Его поселили в пустой комнате. Ничего в ней не было, в этой комнате, даже стула, даже занавесок на двух широких окнах. Под ногами поскрипывал дощатый, замусоренный пол, и от этого скрипа Фатееву стало муторно, одиноким и неприкаянным почувствовал он себя.
Фатеев повздыхал, пощелкал ногтем по голой электрической лампочке на длинном витом шнуре и начал распаковывать вещи.
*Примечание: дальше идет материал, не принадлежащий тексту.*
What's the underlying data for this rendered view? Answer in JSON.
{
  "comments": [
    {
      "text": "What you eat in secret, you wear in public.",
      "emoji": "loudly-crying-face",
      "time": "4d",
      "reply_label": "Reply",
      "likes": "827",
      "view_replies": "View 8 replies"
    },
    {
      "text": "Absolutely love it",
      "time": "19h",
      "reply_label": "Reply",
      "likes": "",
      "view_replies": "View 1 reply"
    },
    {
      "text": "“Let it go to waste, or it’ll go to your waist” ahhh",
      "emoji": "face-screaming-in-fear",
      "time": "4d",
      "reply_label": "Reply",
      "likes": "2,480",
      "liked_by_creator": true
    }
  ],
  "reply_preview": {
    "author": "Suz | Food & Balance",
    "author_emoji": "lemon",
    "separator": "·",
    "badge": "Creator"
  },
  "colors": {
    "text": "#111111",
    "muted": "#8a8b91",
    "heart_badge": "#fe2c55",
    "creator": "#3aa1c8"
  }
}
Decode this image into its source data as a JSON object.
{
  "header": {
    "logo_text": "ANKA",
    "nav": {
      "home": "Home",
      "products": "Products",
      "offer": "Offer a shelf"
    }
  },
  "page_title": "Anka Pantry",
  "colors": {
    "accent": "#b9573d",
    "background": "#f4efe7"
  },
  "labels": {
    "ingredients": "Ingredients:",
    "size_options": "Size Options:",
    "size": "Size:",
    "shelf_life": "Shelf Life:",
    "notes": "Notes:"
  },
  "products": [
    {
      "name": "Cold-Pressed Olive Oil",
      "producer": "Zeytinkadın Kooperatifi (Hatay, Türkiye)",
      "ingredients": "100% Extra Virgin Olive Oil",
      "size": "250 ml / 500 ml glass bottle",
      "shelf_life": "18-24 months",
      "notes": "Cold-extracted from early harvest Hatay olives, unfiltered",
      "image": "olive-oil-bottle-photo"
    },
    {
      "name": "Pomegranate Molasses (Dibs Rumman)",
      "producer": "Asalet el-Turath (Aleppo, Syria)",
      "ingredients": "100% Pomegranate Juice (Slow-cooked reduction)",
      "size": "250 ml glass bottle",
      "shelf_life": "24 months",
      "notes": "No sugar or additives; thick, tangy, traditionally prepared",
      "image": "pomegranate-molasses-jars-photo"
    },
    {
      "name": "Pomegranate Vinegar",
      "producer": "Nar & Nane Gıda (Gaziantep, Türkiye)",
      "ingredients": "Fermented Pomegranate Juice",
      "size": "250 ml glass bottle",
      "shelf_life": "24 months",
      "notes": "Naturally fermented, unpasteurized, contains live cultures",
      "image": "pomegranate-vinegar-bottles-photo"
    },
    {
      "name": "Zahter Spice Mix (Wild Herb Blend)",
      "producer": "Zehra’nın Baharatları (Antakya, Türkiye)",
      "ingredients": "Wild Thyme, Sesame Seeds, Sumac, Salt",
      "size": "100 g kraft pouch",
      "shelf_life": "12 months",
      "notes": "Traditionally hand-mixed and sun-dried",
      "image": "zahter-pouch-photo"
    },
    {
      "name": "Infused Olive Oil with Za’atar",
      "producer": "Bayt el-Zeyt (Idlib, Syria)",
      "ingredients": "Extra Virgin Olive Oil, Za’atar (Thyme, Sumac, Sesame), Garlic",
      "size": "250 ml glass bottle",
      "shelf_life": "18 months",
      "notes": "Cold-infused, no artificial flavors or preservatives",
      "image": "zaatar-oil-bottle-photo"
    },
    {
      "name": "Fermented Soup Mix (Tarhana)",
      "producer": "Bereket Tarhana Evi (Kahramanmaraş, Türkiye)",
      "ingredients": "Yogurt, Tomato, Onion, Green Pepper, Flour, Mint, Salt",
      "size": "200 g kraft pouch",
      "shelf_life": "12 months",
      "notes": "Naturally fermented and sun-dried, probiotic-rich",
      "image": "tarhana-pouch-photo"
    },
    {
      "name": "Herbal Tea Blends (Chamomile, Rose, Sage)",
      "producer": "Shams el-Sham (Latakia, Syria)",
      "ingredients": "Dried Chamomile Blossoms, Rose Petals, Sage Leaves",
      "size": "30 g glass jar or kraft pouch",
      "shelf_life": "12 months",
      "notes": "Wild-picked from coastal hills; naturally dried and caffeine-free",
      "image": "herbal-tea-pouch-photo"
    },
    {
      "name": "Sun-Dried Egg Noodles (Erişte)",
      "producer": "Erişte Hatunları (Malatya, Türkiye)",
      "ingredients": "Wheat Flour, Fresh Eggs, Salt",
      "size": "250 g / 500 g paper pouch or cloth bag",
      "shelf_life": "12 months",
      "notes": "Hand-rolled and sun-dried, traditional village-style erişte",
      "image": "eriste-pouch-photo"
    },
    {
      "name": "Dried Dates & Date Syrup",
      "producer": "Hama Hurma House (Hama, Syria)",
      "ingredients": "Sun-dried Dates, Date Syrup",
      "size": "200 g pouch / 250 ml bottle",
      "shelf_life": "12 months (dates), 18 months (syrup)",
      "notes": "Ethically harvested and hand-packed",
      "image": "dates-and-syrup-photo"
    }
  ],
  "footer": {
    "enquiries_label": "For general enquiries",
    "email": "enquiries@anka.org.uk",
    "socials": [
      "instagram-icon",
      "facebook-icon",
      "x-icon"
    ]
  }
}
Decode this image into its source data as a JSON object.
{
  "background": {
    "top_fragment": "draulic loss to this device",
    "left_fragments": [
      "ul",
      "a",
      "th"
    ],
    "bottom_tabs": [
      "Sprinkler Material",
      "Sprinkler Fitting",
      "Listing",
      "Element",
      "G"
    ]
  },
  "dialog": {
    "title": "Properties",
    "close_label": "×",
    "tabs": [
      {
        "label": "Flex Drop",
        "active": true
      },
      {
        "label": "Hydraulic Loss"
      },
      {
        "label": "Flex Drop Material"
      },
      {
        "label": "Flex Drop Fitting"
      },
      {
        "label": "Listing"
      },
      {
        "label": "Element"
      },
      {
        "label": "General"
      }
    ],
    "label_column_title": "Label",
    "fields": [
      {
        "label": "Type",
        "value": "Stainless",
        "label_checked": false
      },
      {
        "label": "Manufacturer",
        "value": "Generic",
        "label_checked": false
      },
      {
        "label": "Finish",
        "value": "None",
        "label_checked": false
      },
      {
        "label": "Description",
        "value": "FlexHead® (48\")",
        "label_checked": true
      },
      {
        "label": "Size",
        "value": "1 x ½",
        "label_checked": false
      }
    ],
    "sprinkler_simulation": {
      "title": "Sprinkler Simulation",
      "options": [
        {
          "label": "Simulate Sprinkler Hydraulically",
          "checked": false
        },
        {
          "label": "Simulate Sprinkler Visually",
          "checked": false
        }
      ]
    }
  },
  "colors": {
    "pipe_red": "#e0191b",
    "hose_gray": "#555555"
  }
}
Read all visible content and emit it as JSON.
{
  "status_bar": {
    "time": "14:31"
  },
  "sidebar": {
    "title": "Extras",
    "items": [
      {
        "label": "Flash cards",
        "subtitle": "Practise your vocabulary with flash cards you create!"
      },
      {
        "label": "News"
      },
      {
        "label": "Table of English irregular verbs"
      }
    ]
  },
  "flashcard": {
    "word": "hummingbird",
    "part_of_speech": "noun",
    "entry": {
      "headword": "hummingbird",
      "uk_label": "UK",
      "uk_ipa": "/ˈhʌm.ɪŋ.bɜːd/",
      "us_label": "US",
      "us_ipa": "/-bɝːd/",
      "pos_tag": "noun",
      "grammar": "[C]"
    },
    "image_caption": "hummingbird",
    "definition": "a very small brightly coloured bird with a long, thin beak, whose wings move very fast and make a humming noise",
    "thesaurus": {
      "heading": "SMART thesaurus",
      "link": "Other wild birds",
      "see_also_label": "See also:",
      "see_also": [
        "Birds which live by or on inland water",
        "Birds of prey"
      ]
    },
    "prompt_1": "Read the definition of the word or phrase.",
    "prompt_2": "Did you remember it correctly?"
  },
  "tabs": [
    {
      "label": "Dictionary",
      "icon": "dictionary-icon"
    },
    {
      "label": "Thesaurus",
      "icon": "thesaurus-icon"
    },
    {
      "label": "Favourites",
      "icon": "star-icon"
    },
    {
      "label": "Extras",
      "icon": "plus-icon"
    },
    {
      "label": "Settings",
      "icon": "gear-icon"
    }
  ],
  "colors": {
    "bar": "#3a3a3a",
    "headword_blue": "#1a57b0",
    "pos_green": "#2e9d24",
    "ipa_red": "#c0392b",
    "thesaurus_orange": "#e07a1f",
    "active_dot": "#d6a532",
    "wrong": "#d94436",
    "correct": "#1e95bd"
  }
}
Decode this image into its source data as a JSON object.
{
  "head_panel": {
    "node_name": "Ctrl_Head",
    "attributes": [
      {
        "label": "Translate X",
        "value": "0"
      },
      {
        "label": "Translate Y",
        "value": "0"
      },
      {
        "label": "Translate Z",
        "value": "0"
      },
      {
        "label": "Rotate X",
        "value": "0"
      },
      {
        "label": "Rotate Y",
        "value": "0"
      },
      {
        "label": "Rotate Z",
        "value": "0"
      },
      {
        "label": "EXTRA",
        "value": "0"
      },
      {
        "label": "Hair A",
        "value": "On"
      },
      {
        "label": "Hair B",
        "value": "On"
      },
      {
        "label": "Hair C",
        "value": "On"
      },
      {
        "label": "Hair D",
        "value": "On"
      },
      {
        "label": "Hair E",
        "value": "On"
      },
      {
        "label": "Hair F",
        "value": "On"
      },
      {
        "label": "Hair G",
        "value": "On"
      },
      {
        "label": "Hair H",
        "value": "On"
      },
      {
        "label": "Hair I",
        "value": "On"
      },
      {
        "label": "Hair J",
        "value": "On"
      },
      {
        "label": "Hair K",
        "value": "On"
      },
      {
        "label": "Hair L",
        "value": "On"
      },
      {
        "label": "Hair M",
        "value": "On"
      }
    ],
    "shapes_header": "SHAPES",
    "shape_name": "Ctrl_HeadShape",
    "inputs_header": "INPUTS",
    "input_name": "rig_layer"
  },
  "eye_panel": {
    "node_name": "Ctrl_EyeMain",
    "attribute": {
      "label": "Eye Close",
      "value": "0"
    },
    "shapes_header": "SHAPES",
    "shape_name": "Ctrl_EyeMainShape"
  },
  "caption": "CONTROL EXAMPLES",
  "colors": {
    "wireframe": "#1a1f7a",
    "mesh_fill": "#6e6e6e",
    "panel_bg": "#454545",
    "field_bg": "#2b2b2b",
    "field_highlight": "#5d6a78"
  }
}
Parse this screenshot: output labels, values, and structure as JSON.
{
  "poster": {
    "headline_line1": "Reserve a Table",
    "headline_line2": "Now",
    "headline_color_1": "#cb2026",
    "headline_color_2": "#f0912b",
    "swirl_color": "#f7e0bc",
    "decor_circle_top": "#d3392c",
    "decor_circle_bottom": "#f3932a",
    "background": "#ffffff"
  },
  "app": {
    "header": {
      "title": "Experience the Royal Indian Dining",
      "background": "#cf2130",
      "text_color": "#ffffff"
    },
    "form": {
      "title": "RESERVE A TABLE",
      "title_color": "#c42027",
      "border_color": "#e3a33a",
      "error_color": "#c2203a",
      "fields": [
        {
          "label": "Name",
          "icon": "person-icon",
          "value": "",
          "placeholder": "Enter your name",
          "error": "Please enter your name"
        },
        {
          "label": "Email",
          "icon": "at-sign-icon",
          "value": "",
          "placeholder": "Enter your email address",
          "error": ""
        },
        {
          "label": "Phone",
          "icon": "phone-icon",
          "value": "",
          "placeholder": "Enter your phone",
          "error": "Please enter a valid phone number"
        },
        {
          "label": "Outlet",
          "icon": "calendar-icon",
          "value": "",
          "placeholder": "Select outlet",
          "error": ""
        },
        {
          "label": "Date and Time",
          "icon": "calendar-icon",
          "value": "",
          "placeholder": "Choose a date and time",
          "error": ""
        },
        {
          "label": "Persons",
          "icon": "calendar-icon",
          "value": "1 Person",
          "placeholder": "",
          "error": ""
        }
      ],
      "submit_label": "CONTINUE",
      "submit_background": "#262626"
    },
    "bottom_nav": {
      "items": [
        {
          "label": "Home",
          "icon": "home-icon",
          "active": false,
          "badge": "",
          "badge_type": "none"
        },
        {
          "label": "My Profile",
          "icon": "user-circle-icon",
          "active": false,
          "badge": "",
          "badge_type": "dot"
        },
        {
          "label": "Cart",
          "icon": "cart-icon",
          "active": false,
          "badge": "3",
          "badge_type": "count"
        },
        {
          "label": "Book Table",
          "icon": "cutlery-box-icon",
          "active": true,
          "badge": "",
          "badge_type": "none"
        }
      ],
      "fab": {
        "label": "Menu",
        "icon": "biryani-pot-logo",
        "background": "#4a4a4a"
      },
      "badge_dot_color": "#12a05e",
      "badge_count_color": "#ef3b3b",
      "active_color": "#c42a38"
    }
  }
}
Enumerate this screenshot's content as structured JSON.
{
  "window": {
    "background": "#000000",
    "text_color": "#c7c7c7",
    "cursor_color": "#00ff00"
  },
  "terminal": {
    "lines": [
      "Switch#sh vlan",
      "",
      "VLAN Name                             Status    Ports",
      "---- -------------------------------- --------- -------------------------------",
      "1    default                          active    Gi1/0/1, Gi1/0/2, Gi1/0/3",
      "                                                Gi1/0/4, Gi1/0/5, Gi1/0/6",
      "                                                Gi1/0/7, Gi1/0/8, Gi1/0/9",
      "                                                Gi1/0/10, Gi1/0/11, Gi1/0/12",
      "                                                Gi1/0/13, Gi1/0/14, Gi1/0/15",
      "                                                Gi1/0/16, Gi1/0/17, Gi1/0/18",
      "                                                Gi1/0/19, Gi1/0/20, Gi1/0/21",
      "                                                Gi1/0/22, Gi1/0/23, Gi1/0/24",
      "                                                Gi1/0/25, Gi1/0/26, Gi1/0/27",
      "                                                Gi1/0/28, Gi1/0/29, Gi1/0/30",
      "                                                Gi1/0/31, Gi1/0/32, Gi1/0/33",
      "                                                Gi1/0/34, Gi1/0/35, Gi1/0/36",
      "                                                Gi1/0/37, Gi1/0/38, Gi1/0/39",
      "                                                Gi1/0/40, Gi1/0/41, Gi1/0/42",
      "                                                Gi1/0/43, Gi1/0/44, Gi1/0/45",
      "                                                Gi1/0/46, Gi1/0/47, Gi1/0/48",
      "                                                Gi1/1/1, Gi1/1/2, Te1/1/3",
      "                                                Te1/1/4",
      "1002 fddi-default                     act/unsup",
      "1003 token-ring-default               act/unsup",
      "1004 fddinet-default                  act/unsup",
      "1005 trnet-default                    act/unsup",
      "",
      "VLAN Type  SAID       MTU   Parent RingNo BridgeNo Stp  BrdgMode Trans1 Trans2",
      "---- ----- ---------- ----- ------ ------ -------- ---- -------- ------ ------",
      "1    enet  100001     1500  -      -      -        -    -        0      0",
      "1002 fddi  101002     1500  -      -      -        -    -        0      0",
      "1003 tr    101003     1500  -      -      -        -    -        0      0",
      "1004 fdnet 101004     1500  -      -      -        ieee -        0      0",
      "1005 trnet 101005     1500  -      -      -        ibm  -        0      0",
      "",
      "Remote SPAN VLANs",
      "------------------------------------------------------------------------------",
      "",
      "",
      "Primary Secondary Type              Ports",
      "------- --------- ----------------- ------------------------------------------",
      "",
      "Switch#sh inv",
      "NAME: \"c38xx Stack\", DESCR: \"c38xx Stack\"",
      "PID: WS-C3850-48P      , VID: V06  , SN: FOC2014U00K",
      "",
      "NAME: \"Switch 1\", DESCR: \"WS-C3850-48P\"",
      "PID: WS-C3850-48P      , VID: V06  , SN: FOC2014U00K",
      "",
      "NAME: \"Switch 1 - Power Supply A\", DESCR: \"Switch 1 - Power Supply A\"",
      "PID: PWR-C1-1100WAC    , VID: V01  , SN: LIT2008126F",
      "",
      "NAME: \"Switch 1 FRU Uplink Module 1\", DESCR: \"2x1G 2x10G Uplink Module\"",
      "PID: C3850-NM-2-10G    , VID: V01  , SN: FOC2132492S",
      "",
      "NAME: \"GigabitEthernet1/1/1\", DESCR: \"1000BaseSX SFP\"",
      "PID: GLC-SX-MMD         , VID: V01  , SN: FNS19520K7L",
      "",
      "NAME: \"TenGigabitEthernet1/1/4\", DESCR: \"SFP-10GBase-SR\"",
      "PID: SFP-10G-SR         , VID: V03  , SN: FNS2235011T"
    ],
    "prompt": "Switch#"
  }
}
Но тут в комнату вбежала старушка няня, путаясь в полах синего, испятнанного зеленкой и йодом халата, и, отдышавшись, сообщила, что его срочно, сейчас же требуют в больницу: женщина при смерти. Оставив чемодан нераспакованным, Фатеев помчался навстречу своей первой беде, навстречу первому своему бессилию — первой смерти по его вине.
— Грибов она объелась! — сказала ему старушка няня. — Может, и отравилась поганкой какой. Квёлый народ-то пошел нынче, не то что раньше! Мой батя но две миски с верхом под водку употреблял. Ляжет, бывало, на солнцепеке, пузо вывалит, чтоб прогрелось, и задает храпака!.. Вот и все лечение от живота-то…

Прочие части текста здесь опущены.